I like eileen’s suggestion – iused to use that for food during my first years of sobriety – but I would WRITE or call someone, and if I still wanted to eat I would. But i would do the life affirming thing first.
Wishing you much healing and a growing sense of possibility and probability that you regain what you have lost and more. We have to use these journeys to grow. we must. this is it. we don’t get more years once we figure it out.
i’ll be around a lot over xmas. hanging with the LF peeps. we’ll talk again.
bestest,
one step
Henry,
You deserve the title. I think you made it through alot of peoples worst nightmare of that “unexpected”, unprepared for visit.
And handled it so well….So blush away.
Hey Witsend!
ty ty for the support. I am a baby in that way – a bit of support for my lolling head goes a loooong way.
detressing is a bit hard at my place- my apt. is toxic – literally, and i have the bedroom window open to be able to breath well at night.. it is hard to relax here.
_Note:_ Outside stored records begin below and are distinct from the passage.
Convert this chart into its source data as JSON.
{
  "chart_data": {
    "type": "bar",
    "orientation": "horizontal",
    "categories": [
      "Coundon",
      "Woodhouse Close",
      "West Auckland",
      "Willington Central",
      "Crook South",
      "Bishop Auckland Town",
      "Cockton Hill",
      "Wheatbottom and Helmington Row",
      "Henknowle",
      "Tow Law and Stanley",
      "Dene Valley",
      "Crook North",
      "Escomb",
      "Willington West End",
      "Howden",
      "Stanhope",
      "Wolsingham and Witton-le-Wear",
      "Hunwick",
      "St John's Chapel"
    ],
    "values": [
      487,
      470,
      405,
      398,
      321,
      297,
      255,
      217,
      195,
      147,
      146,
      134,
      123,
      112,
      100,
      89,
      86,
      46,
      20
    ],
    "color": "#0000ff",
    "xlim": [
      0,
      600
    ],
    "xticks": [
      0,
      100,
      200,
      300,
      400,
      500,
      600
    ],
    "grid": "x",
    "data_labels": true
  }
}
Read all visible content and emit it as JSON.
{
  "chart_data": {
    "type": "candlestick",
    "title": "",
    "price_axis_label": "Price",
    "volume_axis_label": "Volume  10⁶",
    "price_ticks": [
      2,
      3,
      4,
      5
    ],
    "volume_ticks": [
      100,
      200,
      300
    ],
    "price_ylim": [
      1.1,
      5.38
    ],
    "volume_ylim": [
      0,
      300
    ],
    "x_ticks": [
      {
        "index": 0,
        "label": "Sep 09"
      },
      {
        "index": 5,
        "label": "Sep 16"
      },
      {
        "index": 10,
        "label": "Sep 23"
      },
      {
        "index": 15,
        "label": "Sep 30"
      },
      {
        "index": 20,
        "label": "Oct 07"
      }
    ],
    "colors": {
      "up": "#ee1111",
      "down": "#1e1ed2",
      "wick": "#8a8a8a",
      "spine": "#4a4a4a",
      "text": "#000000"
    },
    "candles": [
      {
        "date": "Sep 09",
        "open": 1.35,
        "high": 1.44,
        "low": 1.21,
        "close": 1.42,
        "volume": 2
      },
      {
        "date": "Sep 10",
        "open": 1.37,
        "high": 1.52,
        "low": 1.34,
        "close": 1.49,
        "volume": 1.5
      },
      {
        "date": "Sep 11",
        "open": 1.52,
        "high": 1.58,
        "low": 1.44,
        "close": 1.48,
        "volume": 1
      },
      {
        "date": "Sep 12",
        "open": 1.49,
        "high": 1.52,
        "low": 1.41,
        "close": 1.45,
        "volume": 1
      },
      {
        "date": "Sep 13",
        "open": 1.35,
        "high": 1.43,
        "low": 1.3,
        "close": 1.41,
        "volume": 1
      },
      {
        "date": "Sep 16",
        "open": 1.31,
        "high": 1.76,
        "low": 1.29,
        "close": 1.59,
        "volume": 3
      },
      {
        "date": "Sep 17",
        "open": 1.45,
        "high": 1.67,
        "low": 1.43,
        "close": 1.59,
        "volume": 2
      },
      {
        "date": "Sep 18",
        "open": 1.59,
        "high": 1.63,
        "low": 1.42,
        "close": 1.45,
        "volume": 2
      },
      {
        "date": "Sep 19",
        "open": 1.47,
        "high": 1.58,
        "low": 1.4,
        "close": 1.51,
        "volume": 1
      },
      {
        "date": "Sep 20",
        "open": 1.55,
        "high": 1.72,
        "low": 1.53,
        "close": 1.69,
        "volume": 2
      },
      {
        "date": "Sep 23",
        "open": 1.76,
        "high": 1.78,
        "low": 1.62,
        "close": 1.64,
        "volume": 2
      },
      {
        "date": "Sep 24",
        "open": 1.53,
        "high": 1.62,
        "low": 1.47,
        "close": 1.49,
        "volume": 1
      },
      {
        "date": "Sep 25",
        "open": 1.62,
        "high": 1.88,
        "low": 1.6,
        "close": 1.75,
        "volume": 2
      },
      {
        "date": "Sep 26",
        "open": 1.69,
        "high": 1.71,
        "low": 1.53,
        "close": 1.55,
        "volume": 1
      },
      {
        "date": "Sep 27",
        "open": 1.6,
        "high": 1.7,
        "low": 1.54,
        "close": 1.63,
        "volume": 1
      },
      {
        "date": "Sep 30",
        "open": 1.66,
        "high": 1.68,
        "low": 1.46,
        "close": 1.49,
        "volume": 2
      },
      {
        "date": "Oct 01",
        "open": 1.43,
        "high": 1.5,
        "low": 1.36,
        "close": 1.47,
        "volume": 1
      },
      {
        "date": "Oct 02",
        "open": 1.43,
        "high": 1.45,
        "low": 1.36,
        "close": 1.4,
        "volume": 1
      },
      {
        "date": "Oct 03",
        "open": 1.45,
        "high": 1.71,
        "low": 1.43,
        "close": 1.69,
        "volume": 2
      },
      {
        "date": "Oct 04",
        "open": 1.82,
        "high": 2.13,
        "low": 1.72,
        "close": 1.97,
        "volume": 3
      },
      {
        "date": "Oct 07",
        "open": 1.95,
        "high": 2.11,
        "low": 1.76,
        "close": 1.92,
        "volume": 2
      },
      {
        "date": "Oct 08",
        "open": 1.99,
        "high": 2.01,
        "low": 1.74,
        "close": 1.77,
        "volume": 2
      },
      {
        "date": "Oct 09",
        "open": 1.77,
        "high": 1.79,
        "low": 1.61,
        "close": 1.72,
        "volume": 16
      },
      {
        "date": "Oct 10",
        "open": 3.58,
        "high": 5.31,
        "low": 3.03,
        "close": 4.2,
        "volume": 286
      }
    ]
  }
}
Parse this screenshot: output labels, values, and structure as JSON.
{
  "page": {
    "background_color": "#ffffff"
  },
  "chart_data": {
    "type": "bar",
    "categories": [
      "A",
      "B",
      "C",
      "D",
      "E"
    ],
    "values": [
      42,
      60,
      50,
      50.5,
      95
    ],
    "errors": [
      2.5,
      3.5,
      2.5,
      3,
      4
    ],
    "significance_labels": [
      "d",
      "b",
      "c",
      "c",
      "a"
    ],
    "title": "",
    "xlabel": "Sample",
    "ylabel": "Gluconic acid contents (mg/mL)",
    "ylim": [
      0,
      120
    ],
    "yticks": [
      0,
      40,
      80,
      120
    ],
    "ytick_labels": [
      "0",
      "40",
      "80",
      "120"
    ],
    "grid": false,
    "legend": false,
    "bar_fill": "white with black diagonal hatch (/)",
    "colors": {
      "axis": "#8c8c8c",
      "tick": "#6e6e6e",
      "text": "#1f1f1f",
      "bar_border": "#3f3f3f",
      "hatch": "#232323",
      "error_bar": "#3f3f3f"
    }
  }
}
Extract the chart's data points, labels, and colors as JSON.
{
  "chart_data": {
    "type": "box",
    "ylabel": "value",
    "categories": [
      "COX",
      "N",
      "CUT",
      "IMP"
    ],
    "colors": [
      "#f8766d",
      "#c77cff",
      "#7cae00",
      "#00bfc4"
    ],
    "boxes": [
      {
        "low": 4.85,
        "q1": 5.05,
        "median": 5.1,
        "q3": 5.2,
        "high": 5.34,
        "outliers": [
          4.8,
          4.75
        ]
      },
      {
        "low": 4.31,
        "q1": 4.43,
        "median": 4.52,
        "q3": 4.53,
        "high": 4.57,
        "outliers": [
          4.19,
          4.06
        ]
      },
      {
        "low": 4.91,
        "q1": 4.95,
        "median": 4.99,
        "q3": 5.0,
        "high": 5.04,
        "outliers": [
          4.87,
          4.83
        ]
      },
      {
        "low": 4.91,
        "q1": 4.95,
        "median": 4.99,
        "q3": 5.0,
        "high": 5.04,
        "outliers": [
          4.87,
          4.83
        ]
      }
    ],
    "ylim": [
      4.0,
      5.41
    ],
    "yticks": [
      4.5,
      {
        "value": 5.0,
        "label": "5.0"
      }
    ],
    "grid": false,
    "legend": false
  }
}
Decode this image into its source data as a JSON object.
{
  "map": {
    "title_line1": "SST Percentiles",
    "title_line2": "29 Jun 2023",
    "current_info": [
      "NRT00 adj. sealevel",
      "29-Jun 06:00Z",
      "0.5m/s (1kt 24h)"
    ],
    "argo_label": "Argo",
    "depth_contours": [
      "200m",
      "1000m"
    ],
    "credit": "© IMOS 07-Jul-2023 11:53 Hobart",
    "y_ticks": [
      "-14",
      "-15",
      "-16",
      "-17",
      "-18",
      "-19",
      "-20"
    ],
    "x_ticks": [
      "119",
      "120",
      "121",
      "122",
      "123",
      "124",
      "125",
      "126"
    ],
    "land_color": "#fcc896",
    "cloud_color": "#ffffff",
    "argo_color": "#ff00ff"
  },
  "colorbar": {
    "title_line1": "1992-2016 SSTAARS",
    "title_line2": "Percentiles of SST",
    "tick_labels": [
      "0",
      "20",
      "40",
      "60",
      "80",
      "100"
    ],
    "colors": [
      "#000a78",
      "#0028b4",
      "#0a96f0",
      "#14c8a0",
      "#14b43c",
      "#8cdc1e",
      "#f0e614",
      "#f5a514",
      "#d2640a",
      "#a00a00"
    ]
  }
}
but i think i will go for a walk around the chilly block and have a hot bath.
or a bottle of gin.
just kidding.
gin is vile icky stuff.
scotch is MUCH better. 😉
baby step, whose, regardless of her silliness, not a drinker.
Ok If not opening a door to a crazy physcopath is heroic I will be hero of the day or week but let’s not get to carried away. It did end alot of emotional crapola I was hangin on to tho.
So maybe I need to trade my three weiner dogs for three pittbull dogs and next time he comes a knockin, I will open dat door~!
One Step,
I am going to bed real soon. But I’m glad you mentioned compulsive behavior and how you handled this when you quit drinking.
I think almost ALL of the AA principles can help when dealing with the aftermath of an S/P/N. It is an addiction. And dealing with it as an addiction is the best way to have a sucessful recovery. It is great that you are familiar with all of these tools.